PB IDI Soroti Kemampuan Pemanfaatan Teknologi Medis Dokter Indonesia yang Masih Rendah
Pixabay/sasint
Nasional

Kemampuan para dokter Indonesia dalam memanfaatkan teknologi tinggi perangkat medis dinilai masih rendah. Hal itu disampaikan Ketua PB IDI periode 2015-2018.

WowKeren - Seiring perkembangan zaman, teknologi perangkat medis kini juga semakin mutakhir. Sayangnya, SDA tenaga medis tampaknya masih belum bisa mengikuti perkembangan teknologi tersebut.

Kemampuan dokter di Indonesia dalam pemanfaatan perangkat medis berteknologi tinggi dinilai masih timpang jika dibandingkan dengan sejawat mereka di sejumlah negara maju. Hal itu disampaikan Ketua PB IDI periode 2015-2018, Prof Ilham Oetama Marsis. Ia melihat adanya gap antara Indonesia dengan negara-negara Masyarakat Ekonomi Asean (MEA) dalam bidang penguasaan teknologi.

Hal itu disampaikannya saat agenda Rapat Dengar Pendapat Umum (RDPU) Badan Legislatif DPR RI tentang RUU Pendidikan Kedokteran. Jika membandingkan dengan kemampuan Singapura, kata Marsis, Indonesia masih tertinggal dalam kompetensi dokter di bidang teknologi robotik, teknologi nano, genetic engineering dan lainnya.

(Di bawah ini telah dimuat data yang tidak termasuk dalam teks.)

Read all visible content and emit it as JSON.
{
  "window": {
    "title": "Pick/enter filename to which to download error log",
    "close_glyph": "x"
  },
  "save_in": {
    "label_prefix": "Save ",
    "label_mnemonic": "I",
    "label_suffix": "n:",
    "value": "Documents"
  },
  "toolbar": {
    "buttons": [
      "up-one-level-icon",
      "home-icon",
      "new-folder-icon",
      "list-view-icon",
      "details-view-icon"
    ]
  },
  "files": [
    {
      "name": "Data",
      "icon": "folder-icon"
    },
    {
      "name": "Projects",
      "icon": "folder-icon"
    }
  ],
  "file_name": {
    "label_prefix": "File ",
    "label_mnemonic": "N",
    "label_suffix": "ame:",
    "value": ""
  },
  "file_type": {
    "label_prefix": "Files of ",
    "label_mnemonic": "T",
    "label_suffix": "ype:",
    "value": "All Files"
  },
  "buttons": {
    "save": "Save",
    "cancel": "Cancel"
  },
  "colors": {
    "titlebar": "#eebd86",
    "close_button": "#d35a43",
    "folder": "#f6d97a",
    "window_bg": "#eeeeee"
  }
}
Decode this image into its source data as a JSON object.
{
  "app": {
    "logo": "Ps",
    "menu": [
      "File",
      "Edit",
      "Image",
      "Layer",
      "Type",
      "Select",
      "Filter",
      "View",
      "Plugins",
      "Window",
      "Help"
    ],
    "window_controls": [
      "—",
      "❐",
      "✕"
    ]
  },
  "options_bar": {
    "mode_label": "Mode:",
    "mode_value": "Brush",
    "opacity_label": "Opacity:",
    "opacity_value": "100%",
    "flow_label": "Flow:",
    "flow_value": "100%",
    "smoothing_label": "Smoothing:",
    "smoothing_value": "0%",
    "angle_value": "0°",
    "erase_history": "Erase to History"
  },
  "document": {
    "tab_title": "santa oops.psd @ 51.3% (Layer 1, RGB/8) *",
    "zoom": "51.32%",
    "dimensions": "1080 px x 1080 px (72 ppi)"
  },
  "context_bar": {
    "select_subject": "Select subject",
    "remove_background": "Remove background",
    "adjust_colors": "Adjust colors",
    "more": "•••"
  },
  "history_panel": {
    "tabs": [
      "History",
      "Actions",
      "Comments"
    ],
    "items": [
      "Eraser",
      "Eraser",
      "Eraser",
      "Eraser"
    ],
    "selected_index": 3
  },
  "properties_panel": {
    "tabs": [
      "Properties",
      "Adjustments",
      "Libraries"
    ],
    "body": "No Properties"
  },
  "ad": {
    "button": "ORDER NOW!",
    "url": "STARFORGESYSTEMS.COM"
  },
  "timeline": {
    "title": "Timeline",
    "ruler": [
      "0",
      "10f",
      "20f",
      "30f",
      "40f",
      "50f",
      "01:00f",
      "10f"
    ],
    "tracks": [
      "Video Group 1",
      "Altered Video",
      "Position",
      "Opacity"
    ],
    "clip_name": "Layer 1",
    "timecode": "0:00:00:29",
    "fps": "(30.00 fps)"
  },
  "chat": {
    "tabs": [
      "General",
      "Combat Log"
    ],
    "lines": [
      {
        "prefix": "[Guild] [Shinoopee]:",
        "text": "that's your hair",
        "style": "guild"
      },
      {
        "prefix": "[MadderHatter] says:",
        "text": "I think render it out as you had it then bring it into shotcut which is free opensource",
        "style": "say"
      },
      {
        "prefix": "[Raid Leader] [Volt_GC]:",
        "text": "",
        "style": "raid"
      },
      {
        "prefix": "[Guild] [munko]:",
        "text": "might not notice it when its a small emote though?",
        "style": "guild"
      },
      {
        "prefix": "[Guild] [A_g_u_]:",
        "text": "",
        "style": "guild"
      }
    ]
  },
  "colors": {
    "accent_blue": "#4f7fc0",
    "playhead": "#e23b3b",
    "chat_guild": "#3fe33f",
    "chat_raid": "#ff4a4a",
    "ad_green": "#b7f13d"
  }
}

Jika dilihat dari peringkat universitas di dunia pada 2022, peringkat tertinggi di Asean adalah National University of Singapore di ranking 11. Universitas Malaysia ranking 65, Universitas Indonesia (UI) ranking 254 dan Universitas Gadjah Mada (UGM) ranking 290 dari total 1.300 universitas.


"Belum termasuk peringkat yang diberikan Forum MEA yang menempatkan sistem pelayanan kedokteran di Indonesia di tempat yang sangat terbelakang sekali. Untuk peringkat UI di tataran MEA berada di nomor 1.618 dan UGM 1.955," ujar Marsis, Senin (13/6).

Saat ini di sejumlah negara barat telah terjadi perubahan konsep pendidikan kedokteran, terutama pada masa pandemi COVID-19. Konsep itu berubah dari traditional clerkship menjadi virtual clerkship.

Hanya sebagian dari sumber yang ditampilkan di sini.